Drug control is always a highly controversial issue, with attitudes towards best policy developing all the time. Some governments are tending towards a more liberal approach. “They are considering other strategies, recognising that simply banning things doesn’t work,” says Mr Sears.

Regulating supply is therefore only part of the answer. A better understanding of demand is equally important, and that means working with experts to collect more accurate information on all aspects of NPS use.

“We have got to treat the use of NPS as a social and health problem, not a criminal activity. The last thing we want to do is send more young people to prison, where they learn even worse habits,” argues Mr Sears. Criminal sanctions should be limited to dealers looking to profit from the sale of illegal or dangerous substances.

Relative risks also need to be recognised.
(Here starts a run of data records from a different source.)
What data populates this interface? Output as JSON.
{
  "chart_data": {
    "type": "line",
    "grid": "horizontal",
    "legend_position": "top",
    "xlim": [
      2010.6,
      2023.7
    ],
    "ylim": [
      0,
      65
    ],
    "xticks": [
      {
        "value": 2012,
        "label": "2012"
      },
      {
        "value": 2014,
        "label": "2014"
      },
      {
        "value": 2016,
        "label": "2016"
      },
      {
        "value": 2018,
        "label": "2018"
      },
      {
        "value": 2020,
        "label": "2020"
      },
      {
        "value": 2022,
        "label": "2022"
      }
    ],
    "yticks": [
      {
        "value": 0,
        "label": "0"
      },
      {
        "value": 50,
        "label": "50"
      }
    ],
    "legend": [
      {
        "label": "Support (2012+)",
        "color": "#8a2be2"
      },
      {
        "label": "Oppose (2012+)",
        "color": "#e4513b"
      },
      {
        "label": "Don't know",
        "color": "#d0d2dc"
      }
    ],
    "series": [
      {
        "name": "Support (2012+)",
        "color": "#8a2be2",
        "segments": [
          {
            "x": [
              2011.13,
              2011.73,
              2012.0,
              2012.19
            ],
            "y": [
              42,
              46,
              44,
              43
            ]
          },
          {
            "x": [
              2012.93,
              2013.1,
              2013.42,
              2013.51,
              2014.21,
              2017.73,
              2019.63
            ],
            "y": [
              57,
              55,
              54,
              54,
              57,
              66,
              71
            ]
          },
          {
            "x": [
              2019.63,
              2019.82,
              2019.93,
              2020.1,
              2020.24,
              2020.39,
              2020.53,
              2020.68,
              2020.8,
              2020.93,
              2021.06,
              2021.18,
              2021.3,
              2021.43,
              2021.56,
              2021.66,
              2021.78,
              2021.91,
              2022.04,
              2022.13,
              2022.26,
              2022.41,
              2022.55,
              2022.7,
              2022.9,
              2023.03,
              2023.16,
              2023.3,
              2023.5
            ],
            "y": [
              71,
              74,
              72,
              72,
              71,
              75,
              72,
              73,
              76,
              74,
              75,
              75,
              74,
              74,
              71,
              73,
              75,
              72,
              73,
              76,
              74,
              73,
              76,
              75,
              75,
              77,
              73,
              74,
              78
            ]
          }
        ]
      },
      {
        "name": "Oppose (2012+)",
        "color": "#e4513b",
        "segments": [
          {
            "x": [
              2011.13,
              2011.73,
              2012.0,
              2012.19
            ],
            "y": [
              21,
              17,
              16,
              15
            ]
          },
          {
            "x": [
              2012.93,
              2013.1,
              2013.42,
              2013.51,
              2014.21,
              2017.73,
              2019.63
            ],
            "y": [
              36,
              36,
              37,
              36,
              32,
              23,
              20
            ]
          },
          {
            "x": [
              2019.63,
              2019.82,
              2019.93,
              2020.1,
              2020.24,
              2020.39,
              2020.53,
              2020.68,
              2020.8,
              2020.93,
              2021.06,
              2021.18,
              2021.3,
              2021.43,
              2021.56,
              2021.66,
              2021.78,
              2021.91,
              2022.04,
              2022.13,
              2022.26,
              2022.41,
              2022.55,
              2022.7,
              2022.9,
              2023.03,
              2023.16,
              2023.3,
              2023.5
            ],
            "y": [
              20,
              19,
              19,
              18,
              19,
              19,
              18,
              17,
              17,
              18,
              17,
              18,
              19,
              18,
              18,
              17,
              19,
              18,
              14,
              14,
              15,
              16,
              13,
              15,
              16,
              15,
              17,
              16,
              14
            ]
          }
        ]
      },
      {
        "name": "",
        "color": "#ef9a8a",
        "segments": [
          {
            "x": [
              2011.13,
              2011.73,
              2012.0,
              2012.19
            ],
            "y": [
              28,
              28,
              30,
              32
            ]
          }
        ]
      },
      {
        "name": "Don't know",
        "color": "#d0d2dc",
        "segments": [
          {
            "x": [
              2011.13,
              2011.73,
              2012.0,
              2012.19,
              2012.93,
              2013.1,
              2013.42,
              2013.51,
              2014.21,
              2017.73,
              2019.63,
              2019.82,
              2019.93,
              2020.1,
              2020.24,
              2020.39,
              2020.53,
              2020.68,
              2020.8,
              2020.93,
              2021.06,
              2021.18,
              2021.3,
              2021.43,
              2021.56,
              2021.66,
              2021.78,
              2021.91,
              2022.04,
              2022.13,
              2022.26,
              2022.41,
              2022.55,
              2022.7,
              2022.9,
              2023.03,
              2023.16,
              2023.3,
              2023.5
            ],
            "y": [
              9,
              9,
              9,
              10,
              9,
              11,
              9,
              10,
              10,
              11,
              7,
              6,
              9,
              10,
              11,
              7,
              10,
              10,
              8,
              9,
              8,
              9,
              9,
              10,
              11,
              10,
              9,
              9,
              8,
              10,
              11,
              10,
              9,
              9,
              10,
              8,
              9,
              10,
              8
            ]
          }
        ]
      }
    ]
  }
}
Alcohol, tobacco and caffeine all meet the psychoactive substance criteria, and in excessive doses the first two certainly cause greater social and health damage than most NPS, and yet they are specifically excluded by EU and UN definitions. “Any response should be proportionate and based on data, not just on winning votes among the general public,” Mr Sears insists.


[1] What are psychoactive substances? The term describes anything that interacts with human beings’ central nervous systems to make them either stimulated or depressed, changing their mood or the way they think and behave or sometimes generating hallucinations. Some of them are used legally and constructively, when prescribed and monitored by health professionals. But others may be harmful or dangerous if they are consumed to produce an effect – to ‘get high’ – and especially if they are addictive or illegal, enabling sellers to exploit users and make huge profits.